In 1919, Cullen and Carthy appeared at the Lyceum Theatre in the Strand for a season of Dick Whittington with George Bass, Mabel Lait, Daley Cooper and Edith Drayson. The extravagant production featured a cast of over a hundred performers, ballet dancers, circus acrobats and marionettes. The press proclaimed the duo as "second to none in the knockabout business" and lauded the duo's indulgence in "simultaneous backchat" in "as refined, artistic, beautiful, and pleasing a pantomime than has been witnessed for several seasons at that historic house".

For three years beginning in 1923, Cullen and Carthy toured the United Kingdom and Ireland in Wheel 'Em In, a nostalgia show featuring a bill of top-line performers from the heyday of Northern Music Hall.

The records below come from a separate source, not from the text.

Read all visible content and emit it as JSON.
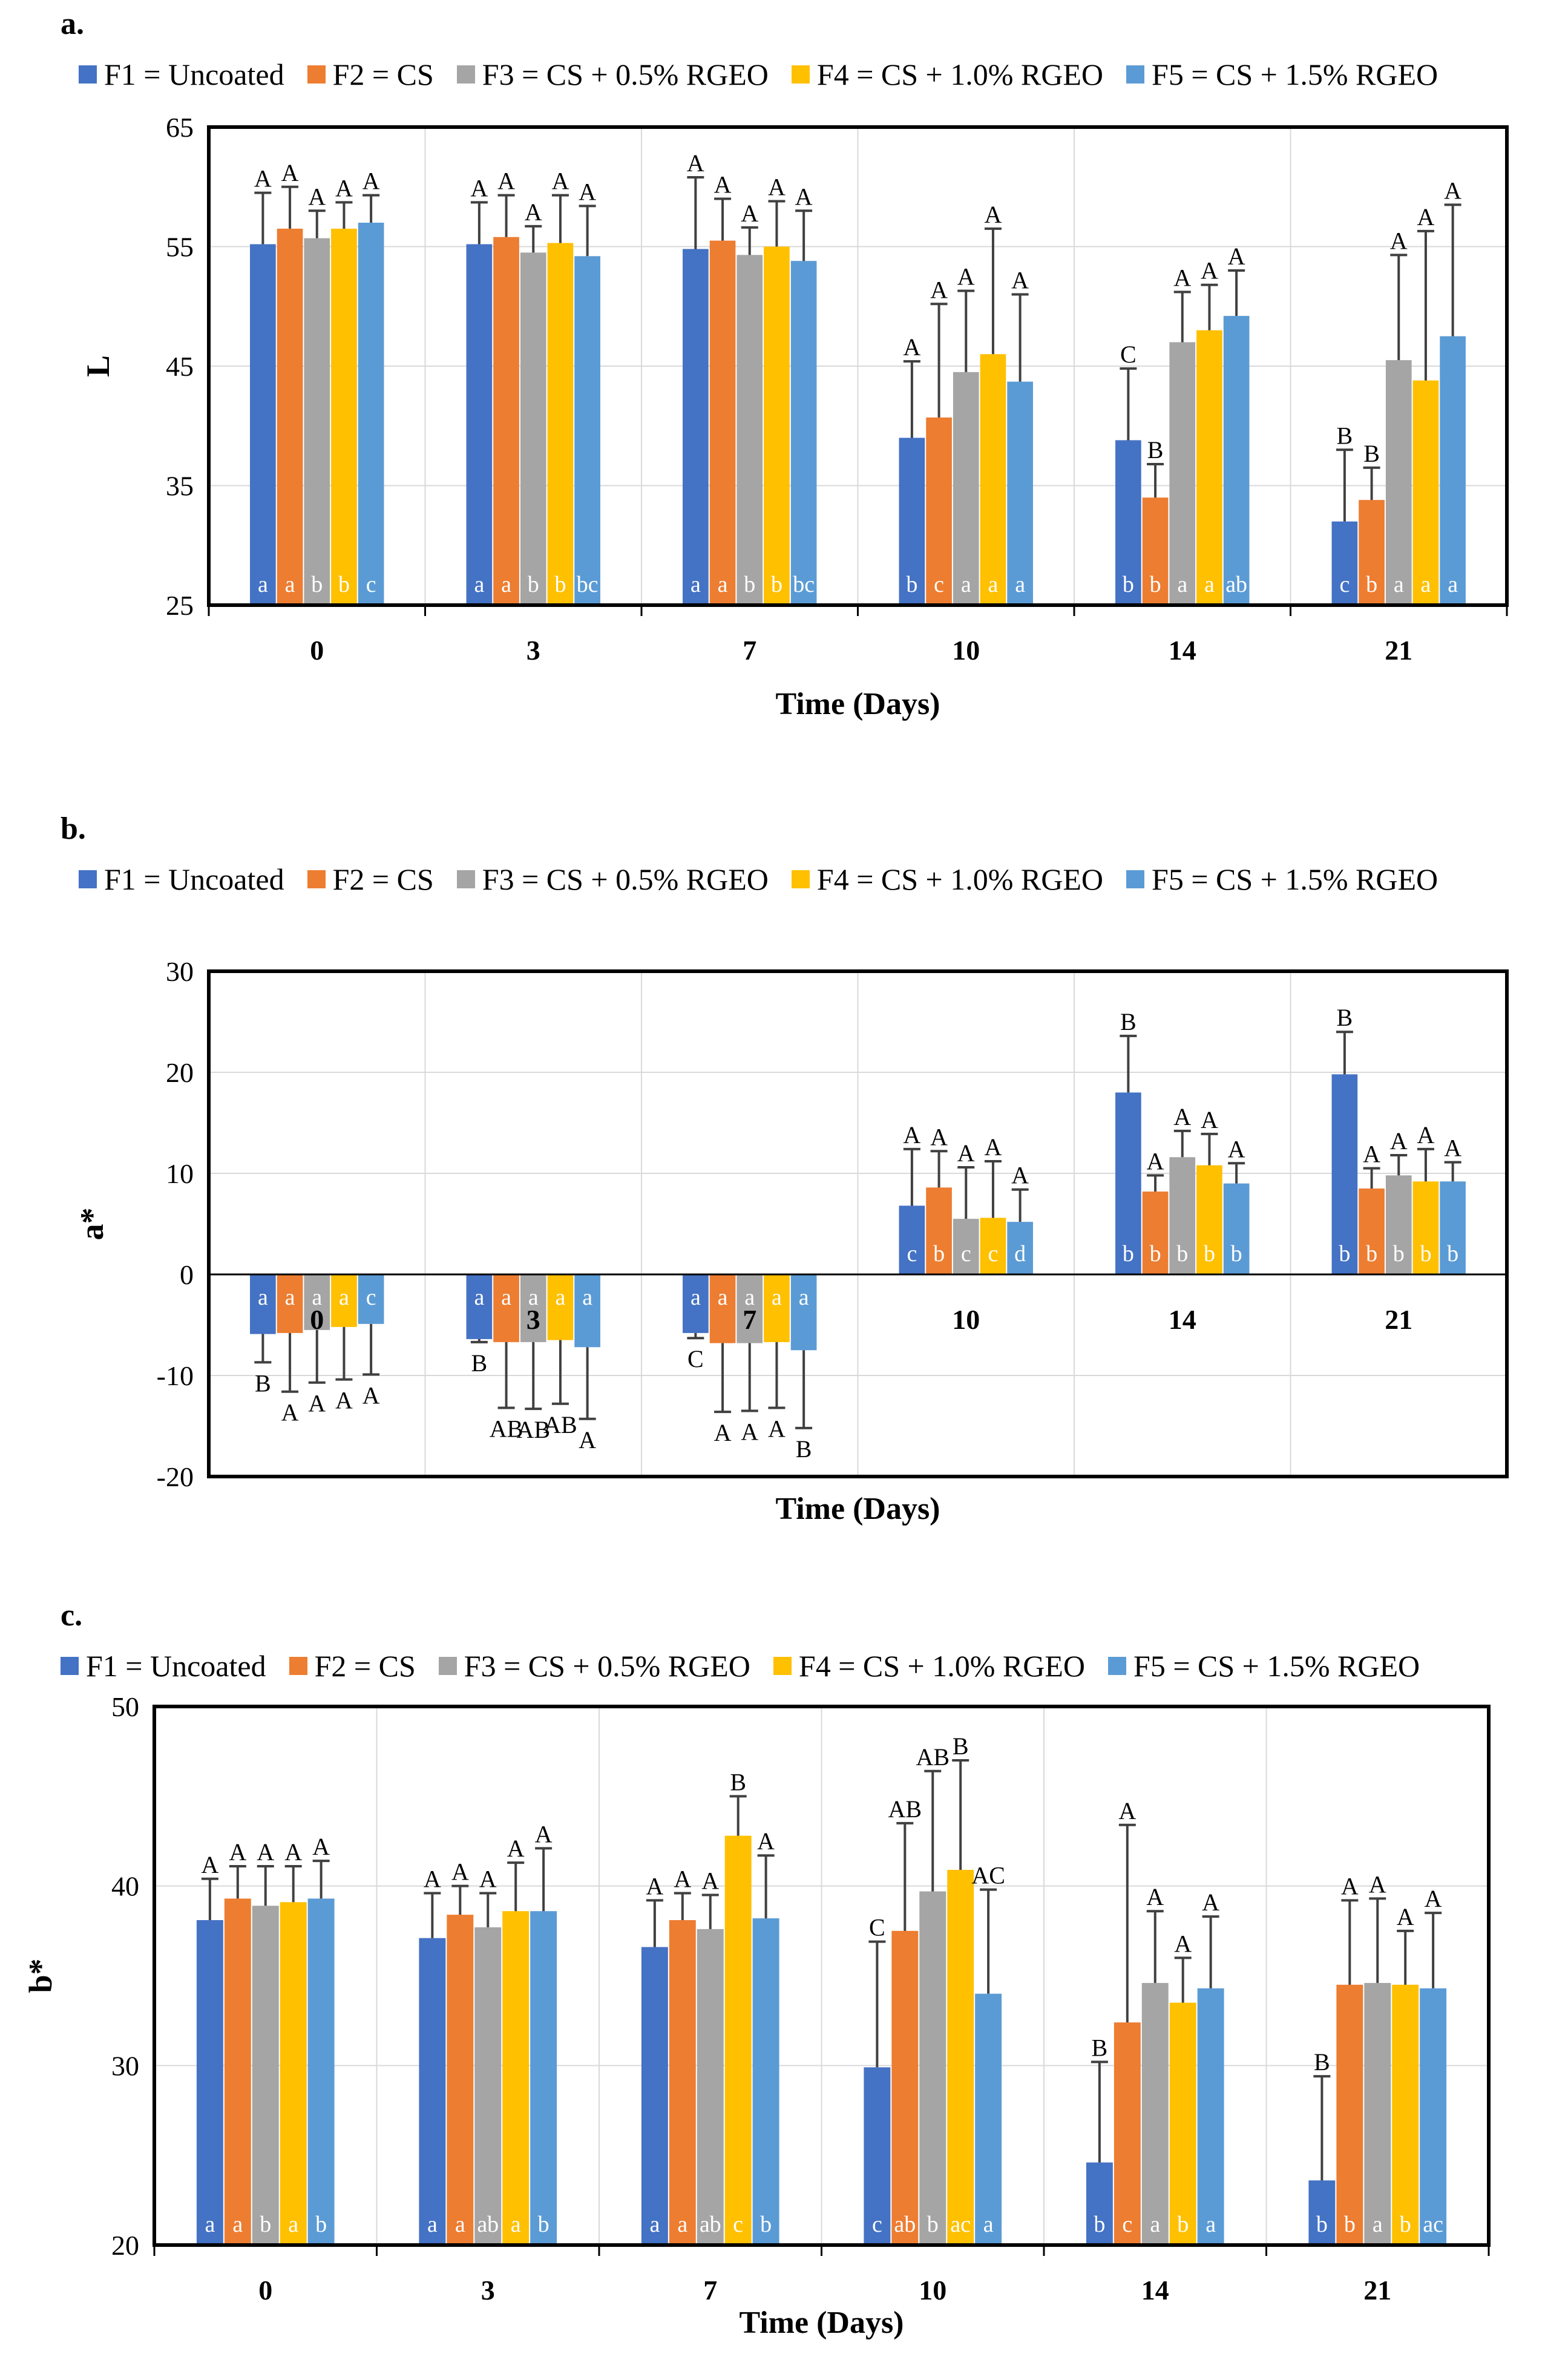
{
  "colors": {
    "F1": "#4472c4",
    "F2": "#ed7d31",
    "F3": "#a5a5a5",
    "F4": "#ffc000",
    "F5": "#5b9bd5"
  },
  "chart_data": [
    {
      "id": "a",
      "panel_label": "a.",
      "type": "bar",
      "xlabel": "Time (Days)",
      "ylabel": "L",
      "ylim": [
        25,
        65
      ],
      "yticks": [
        25,
        35,
        45,
        55,
        65
      ],
      "categories": [
        "0",
        "3",
        "7",
        "10",
        "14",
        "21"
      ],
      "series": [
        {
          "name": "F1 = Uncoated",
          "color_key": "F1",
          "values": [
            55.2,
            55.2,
            54.8,
            39.0,
            38.8,
            32.0
          ],
          "errors": [
            4.3,
            3.5,
            6.0,
            6.4,
            6.0,
            6.0
          ],
          "upper_letters": [
            "A",
            "A",
            "A",
            "A",
            "C",
            "B"
          ],
          "inner_letters": [
            "a",
            "a",
            "a",
            "b",
            "b",
            "c"
          ]
        },
        {
          "name": "F2 = CS",
          "color_key": "F2",
          "values": [
            56.5,
            55.8,
            55.5,
            40.7,
            34.0,
            33.8
          ],
          "errors": [
            3.5,
            3.5,
            3.5,
            9.5,
            2.8,
            2.7
          ],
          "upper_letters": [
            "A",
            "A",
            "A",
            "A",
            "B",
            "B"
          ],
          "inner_letters": [
            "a",
            "a",
            "a",
            "c",
            "b",
            "b"
          ]
        },
        {
          "name": "F3 = CS + 0.5% RGEO",
          "color_key": "F3",
          "values": [
            55.7,
            54.5,
            54.3,
            44.5,
            47.0,
            45.5
          ],
          "errors": [
            2.3,
            2.2,
            2.3,
            6.8,
            4.2,
            8.8
          ],
          "upper_letters": [
            "A",
            "A",
            "A",
            "A",
            "A",
            "A"
          ],
          "inner_letters": [
            "b",
            "b",
            "b",
            "a",
            "a",
            "a"
          ]
        },
        {
          "name": "F4 = CS + 1.0% RGEO",
          "color_key": "F4",
          "values": [
            56.5,
            55.3,
            55.0,
            46.0,
            48.0,
            43.8
          ],
          "errors": [
            2.2,
            4.0,
            3.8,
            10.5,
            3.8,
            12.5
          ],
          "upper_letters": [
            "A",
            "A",
            "A",
            "A",
            "A",
            "A"
          ],
          "inner_letters": [
            "b",
            "b",
            "b",
            "a",
            "a",
            "a"
          ]
        },
        {
          "name": "F5 = CS + 1.5% RGEO",
          "color_key": "F5",
          "values": [
            57.0,
            54.2,
            53.8,
            43.7,
            49.2,
            47.5
          ],
          "errors": [
            2.3,
            4.2,
            4.2,
            7.3,
            3.8,
            11.0
          ],
          "upper_letters": [
            "A",
            "A",
            "A",
            "A",
            "A",
            "A"
          ],
          "inner_letters": [
            "c",
            "bc",
            "bc",
            "a",
            "ab",
            "a"
          ]
        }
      ]
    },
    {
      "id": "b",
      "panel_label": "b.",
      "type": "bar",
      "xlabel": "Time (Days)",
      "ylabel": "a*",
      "ylim": [
        -20,
        30
      ],
      "yticks": [
        -20,
        -10,
        0,
        10,
        20,
        30
      ],
      "categories": [
        "0",
        "3",
        "7",
        "10",
        "14",
        "21"
      ],
      "series": [
        {
          "name": "F1 = Uncoated",
          "color_key": "F1",
          "values": [
            -5.9,
            -6.4,
            -5.8,
            6.8,
            18.0,
            19.8
          ],
          "errors": [
            2.8,
            0.3,
            0.5,
            5.6,
            5.6,
            4.2
          ],
          "upper_letters": [
            "B",
            "B",
            "C",
            "A",
            "B",
            "B"
          ],
          "inner_letters": [
            "a",
            "a",
            "a",
            "c",
            "b",
            "b"
          ]
        },
        {
          "name": "F2 = CS",
          "color_key": "F2",
          "values": [
            -5.8,
            -6.7,
            -6.8,
            8.6,
            8.2,
            8.5
          ],
          "errors": [
            5.8,
            6.5,
            6.8,
            3.6,
            1.6,
            2.0
          ],
          "upper_letters": [
            "A",
            "AB",
            "A",
            "A",
            "A",
            "A"
          ],
          "inner_letters": [
            "a",
            "a",
            "a",
            "b",
            "b",
            "b"
          ]
        },
        {
          "name": "F3 = CS + 0.5% RGEO",
          "color_key": "F3",
          "values": [
            -5.5,
            -6.7,
            -6.8,
            5.5,
            11.6,
            9.8
          ],
          "errors": [
            5.2,
            6.6,
            6.7,
            5.1,
            2.6,
            2.0
          ],
          "upper_letters": [
            "A",
            "AB",
            "A",
            "A",
            "A",
            "A"
          ],
          "inner_letters": [
            "a",
            "a",
            "a",
            "c",
            "b",
            "b"
          ]
        },
        {
          "name": "F4 = CS + 1.0% RGEO",
          "color_key": "F4",
          "values": [
            -5.2,
            -6.5,
            -6.7,
            5.6,
            10.8,
            9.2
          ],
          "errors": [
            5.2,
            6.3,
            6.5,
            5.6,
            3.1,
            3.2
          ],
          "upper_letters": [
            "A",
            "AB",
            "A",
            "A",
            "A",
            "A"
          ],
          "inner_letters": [
            "a",
            "a",
            "a",
            "c",
            "b",
            "b"
          ]
        },
        {
          "name": "F5 = CS + 1.5% RGEO",
          "color_key": "F5",
          "values": [
            -4.9,
            -7.2,
            -7.5,
            5.2,
            9.0,
            9.2
          ],
          "errors": [
            5.0,
            7.1,
            7.7,
            3.2,
            2.0,
            1.9
          ],
          "upper_letters": [
            "A",
            "A",
            "B",
            "A",
            "A",
            "A"
          ],
          "inner_letters": [
            "c",
            "a",
            "a",
            "d",
            "b",
            "b"
          ]
        }
      ]
    },
    {
      "id": "c",
      "panel_label": "c.",
      "type": "bar",
      "xlabel": "Time (Days)",
      "ylabel": "b*",
      "ylim": [
        20,
        50
      ],
      "yticks": [
        20,
        30,
        40,
        50
      ],
      "categories": [
        "0",
        "3",
        "7",
        "10",
        "14",
        "21"
      ],
      "series": [
        {
          "name": "F1 = Uncoated",
          "color_key": "F1",
          "values": [
            38.1,
            37.1,
            36.6,
            29.9,
            24.6,
            23.6
          ],
          "errors": [
            2.3,
            2.5,
            2.6,
            7.0,
            5.6,
            5.8
          ],
          "upper_letters": [
            "A",
            "A",
            "A",
            "C",
            "B",
            "B"
          ],
          "inner_letters": [
            "a",
            "a",
            "a",
            "c",
            "b",
            "b"
          ]
        },
        {
          "name": "F2 = CS",
          "color_key": "F2",
          "values": [
            39.3,
            38.4,
            38.1,
            37.5,
            32.4,
            34.5
          ],
          "errors": [
            1.8,
            1.6,
            1.5,
            6.0,
            11.0,
            4.7
          ],
          "upper_letters": [
            "A",
            "A",
            "A",
            "AB",
            "A",
            "A"
          ],
          "inner_letters": [
            "a",
            "a",
            "a",
            "ab",
            "c",
            "b"
          ]
        },
        {
          "name": "F3 = CS + 0.5% RGEO",
          "color_key": "F3",
          "values": [
            38.9,
            37.7,
            37.6,
            39.7,
            34.6,
            34.6
          ],
          "errors": [
            2.2,
            1.9,
            1.9,
            6.7,
            4.0,
            4.7
          ],
          "upper_letters": [
            "A",
            "A",
            "A",
            "AB",
            "A",
            "A"
          ],
          "inner_letters": [
            "b",
            "ab",
            "ab",
            "b",
            "a",
            "a"
          ]
        },
        {
          "name": "F4 = CS + 1.0% RGEO",
          "color_key": "F4",
          "values": [
            39.1,
            38.6,
            42.8,
            40.9,
            33.5,
            34.5
          ],
          "errors": [
            2.0,
            2.7,
            2.2,
            6.1,
            2.5,
            3.0
          ],
          "upper_letters": [
            "A",
            "A",
            "B",
            "B",
            "A",
            "A"
          ],
          "inner_letters": [
            "a",
            "a",
            "c",
            "ac",
            "b",
            "b"
          ]
        },
        {
          "name": "F5 = CS + 1.5% RGEO",
          "color_key": "F5",
          "values": [
            39.3,
            38.6,
            38.2,
            34.0,
            34.3,
            34.3
          ],
          "errors": [
            2.1,
            3.5,
            3.5,
            5.8,
            4.0,
            4.2
          ],
          "upper_letters": [
            "A",
            "A",
            "A",
            "AC",
            "A",
            "A"
          ],
          "inner_letters": [
            "b",
            "b",
            "b",
            "a",
            "a",
            "ac"
          ]
        }
      ]
    }
  ]
}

== Death, legacy and descendants ==
Johnnie Cullen died 16 July 1929 aged 62 in Manchester. His descendants include his son—a comedy performer and producer named Johnny Cullen (died 16 December 1958), a niece named Jessie "Jeannie" Bradbury (1917—1967) — a BBC radio singer married to Welsh bandleader Harry Parry, a great-nephew George Roper (1934—2003) who achieved national recognition as a stand-up comedian on British television during the 1970s and 1980s, and a son of the latter, Matt Roper (1977—) achieving note as a theatre and variety performer, today living in New York City. Arthur Carthy's son Arthur E. Ewing, known professionally as Arthur Carthy Jr. (1893—1958) became an occasional songwriting partner of Albert Whelan, and co-wrote songs for the comedian Sam Mayo.

== Further Resources ==
An ink and wash caricature of Cullen and Carthy, one of 74 among an album of caricatures drawn by George Cooke showing variety entertainers who appeared at Blackpool's Palace Theatre, is held in the archives of the Victoria and Albert Museum.